TERMS & CONDITIONS
These Terms and Conditions together with the Invoice approval collectively constitute an agreement (the “Agreement”) between you (hereinafter “you” or “Client”) and Total Asylem Marketing & PR (hereinafter “TA” “we” or “our”) for services described in the Invoice.
1. The term of this Agreement commences on the date of execution of the Invoice approved by Client (verbal and/or written)
2. Client will provide to TA all materials (hereinafter “Client Content”) or service direction within ten (10) business days of the Invoice approval in a form and through media acceptable to TA. TA may redesign or modify the organization, structure and/or formatting of the content as necessary or as requested by Client.
3. All Invoices under $300 are to be paid in full to TA upon Invoice approval.
Approved Invoices over $300 will be billed at 50% of the full amount specified in the Invoice (“Payment”) and is due upon approval of the Invoice. Payment of the remaining 50% of the full amount specified in the Invoice is due within thirty (30) days of Invoice approval or upon completion of work indicated on the Invoice, whichever comes first.
Interest on any unpaid amounts shall accrue at five percent (5%) per month and a $5.00 late charge commencing thirty (30) days after the approval date of the Invoice. TA services will commence when payment including all late fees has been received.
4. Right to terminate this Agreement – TA and Client must submit in writing within 30 days of the Invoice approval date for any refund consideration. Client submissions received after 30 days are non-negotiable and Client is responsible for any/all monies owed per the approved Invoice amount plus the 30-day past due %5 accrued interest rate and $5.00 late fee.
5. By approving an Invoice, Client agrees to indemnify TA and hold TA harmless for any and all loss. liability, damage, arising from or out of Client’s failure to perform this Agreement and/or any breach by Client of any representation or warranty set forth in this Agreement, including any and all legal costs incurred by us and costs of defense of any lawsuit or litigation against us including but not limited to all attorneys’ fees and costs of litigation. TA (Total Asylem Marketing and PR) retains the right to select and/or approve the legal counsel for any such defense provided pursuant to this paragraph.
6. TA may, in our sole discretion, post on the Website or through a link within the Website various statements of content, disclaimers or statements to the visitors and users of the Website concerning the content of the Website and access to and usage of the Website and may modify such statements and disclaimers from time to time without prior notice to Client.
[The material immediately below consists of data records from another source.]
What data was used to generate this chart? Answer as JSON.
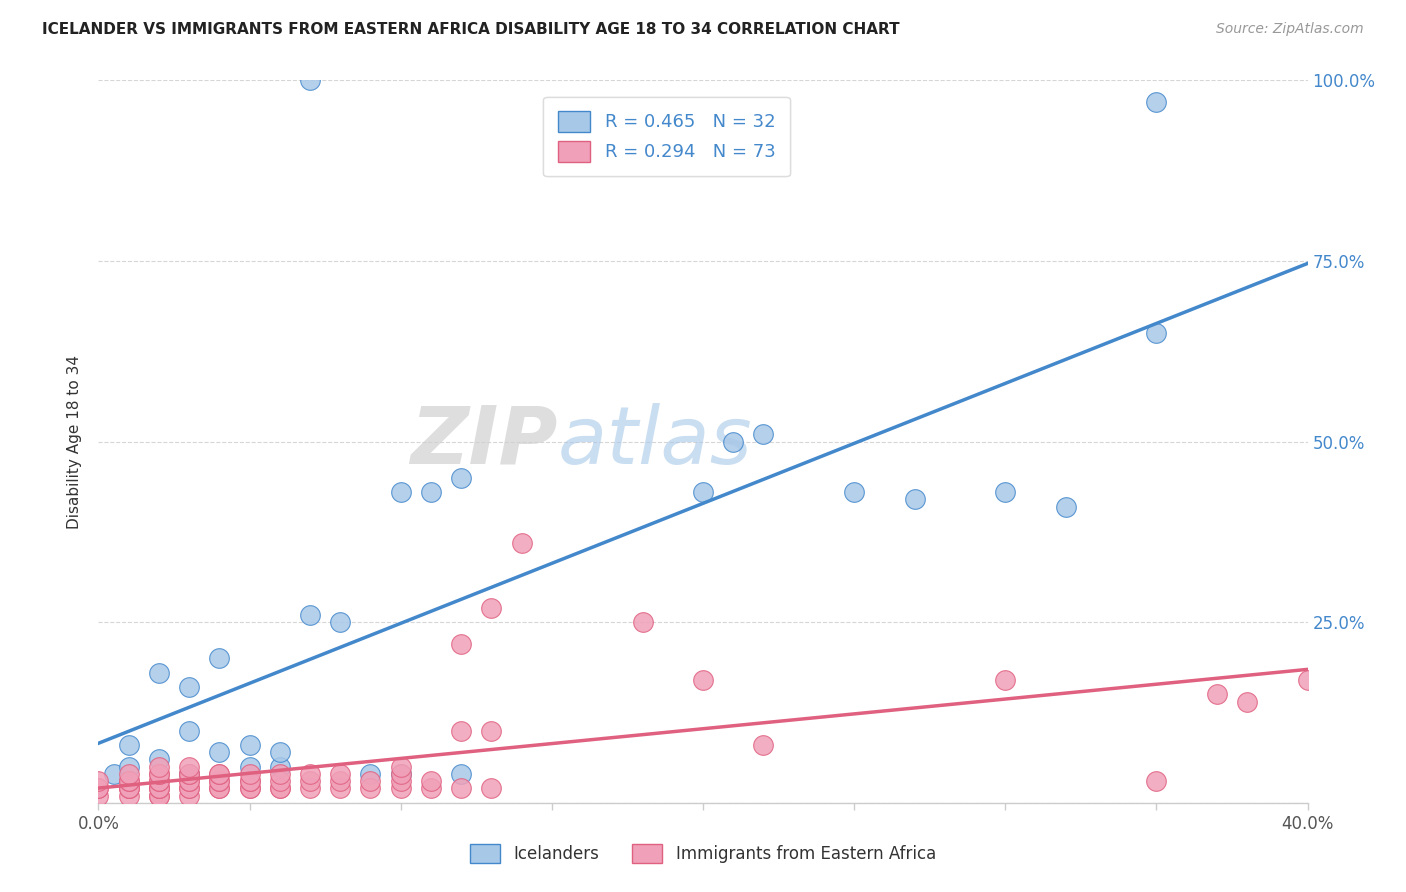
{
  "title": "ICELANDER VS IMMIGRANTS FROM EASTERN AFRICA DISABILITY AGE 18 TO 34 CORRELATION CHART",
  "source": "Source: ZipAtlas.com",
  "ylabel": "Disability Age 18 to 34",
  "xlim": [
    0.0,
    0.4
  ],
  "ylim": [
    0.0,
    1.0
  ],
  "blue_R": 0.465,
  "blue_N": 32,
  "pink_R": 0.294,
  "pink_N": 73,
  "blue_color": "#a8c8e8",
  "pink_color": "#f0a0b8",
  "blue_line_color": "#4488cc",
  "pink_line_color": "#e06080",
  "legend_label_blue_bottom": "Icelanders",
  "legend_label_pink_bottom": "Immigrants from Eastern Africa",
  "watermark": "ZIPatlas",
  "blue_scatter_x": [
    0.005,
    0.01,
    0.01,
    0.02,
    0.02,
    0.03,
    0.03,
    0.04,
    0.04,
    0.05,
    0.05,
    0.06,
    0.06,
    0.07,
    0.08,
    0.09,
    0.1,
    0.12,
    0.2,
    0.22,
    0.25,
    0.27,
    0.3,
    0.32,
    0.1,
    0.11,
    0.12,
    0.21,
    0.35,
    0.35,
    0.07,
    0.03
  ],
  "blue_scatter_y": [
    0.04,
    0.05,
    0.08,
    0.06,
    0.18,
    0.1,
    0.16,
    0.07,
    0.2,
    0.05,
    0.08,
    0.05,
    0.07,
    0.26,
    0.25,
    0.04,
    0.04,
    0.04,
    0.43,
    0.51,
    0.43,
    0.42,
    0.43,
    0.41,
    0.43,
    0.43,
    0.45,
    0.5,
    0.65,
    0.97,
    1.0,
    0.04
  ],
  "pink_scatter_x": [
    0.0,
    0.0,
    0.0,
    0.0,
    0.01,
    0.01,
    0.01,
    0.01,
    0.01,
    0.01,
    0.01,
    0.02,
    0.02,
    0.02,
    0.02,
    0.02,
    0.02,
    0.02,
    0.02,
    0.02,
    0.02,
    0.03,
    0.03,
    0.03,
    0.03,
    0.03,
    0.03,
    0.03,
    0.03,
    0.04,
    0.04,
    0.04,
    0.04,
    0.04,
    0.04,
    0.05,
    0.05,
    0.05,
    0.05,
    0.05,
    0.06,
    0.06,
    0.06,
    0.06,
    0.07,
    0.07,
    0.07,
    0.08,
    0.08,
    0.08,
    0.09,
    0.09,
    0.1,
    0.1,
    0.1,
    0.1,
    0.11,
    0.11,
    0.12,
    0.12,
    0.12,
    0.13,
    0.13,
    0.13,
    0.14,
    0.18,
    0.2,
    0.22,
    0.3,
    0.35,
    0.37,
    0.38,
    0.4
  ],
  "pink_scatter_y": [
    0.01,
    0.02,
    0.02,
    0.03,
    0.01,
    0.02,
    0.02,
    0.02,
    0.03,
    0.03,
    0.04,
    0.01,
    0.01,
    0.02,
    0.02,
    0.02,
    0.03,
    0.03,
    0.04,
    0.04,
    0.05,
    0.01,
    0.02,
    0.02,
    0.03,
    0.03,
    0.04,
    0.04,
    0.05,
    0.02,
    0.02,
    0.03,
    0.03,
    0.04,
    0.04,
    0.02,
    0.02,
    0.03,
    0.03,
    0.04,
    0.02,
    0.02,
    0.03,
    0.04,
    0.02,
    0.03,
    0.04,
    0.02,
    0.03,
    0.04,
    0.02,
    0.03,
    0.02,
    0.03,
    0.04,
    0.05,
    0.02,
    0.03,
    0.02,
    0.1,
    0.22,
    0.02,
    0.1,
    0.27,
    0.36,
    0.25,
    0.17,
    0.08,
    0.17,
    0.03,
    0.15,
    0.14,
    0.17
  ]
}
7. In no event shall TA have liability or be deemed in breach hereof for any failure or delay of performance of any duration resulting in whole or part from any governmental action, fire, flood, insurrection, war, earthquake, power failure, network failure, riot, explosion, embargo, strikes, terrorist act, labor or material shortage, transportation interruption of any kind or work slowdown personal or professional caused by Client or any other condition not reasonably within TA’s control. Your payment obligation is not excused or reduced upon the happening of any such event.
8. CLIENT AGREES TO WAIVE ANY RIGHT OR CLAIM FOR CONSEQUENTIAL DAMAGES AND LOST PROFITS. CLIENT AGREE THAT THEIR RIGHT TO RECOVERY FOR ANY BREACH BY TA UNDER THIS AGREEMENT IS LIMITED TO THE AMOUNTS ACTUALLY PAID BY CLIENT TO TA PURSUANT TO THIS AGREEMENT AND IN NO EVENT SHALL TA BE LIABLE FOR MONETARY DAMAGES FOR BREACH OF THIS AGREEMENT EXCEED THE AMOUNT CLIENT HAVE ACTUALLY PAID TO TA PURSUANT TO THIS AGREEMENT.
9. This Agreement constitutes the entire agreement between Client and TA with respect to the subject matter herein and supersedes all prior written and all prior and/or contemporaneous oral communications regarding such subject matter. Accordingly, Client should not rely on any statement, comments, promises, avowals or representations or warranties that are not expressly set forth in this Agreement. If any provision or provisions of this Agreement shall be held to be invalid or unenforceable the remaining provisions shall not in any way be affected or impaired.
10. This Agreement is not transferable or assignable and may not be conveyed or transferred to another person or entity due to the closing or sale of Client or Client’s bankruptcy or receivership whether voluntary or involuntary.
11. This Agreement shall be governed by and construed in accordance with the laws of the State of Nevada, without regard to the principles of conflicts of law, except to the extent those laws are preempted by federal law. Client and TA agree to submit to the jurisdiction of the state and federal courts in Nevada as the exclusive jurisdiction for any action or lawsuit and all proceedings relating thereto arising out of this Agreement.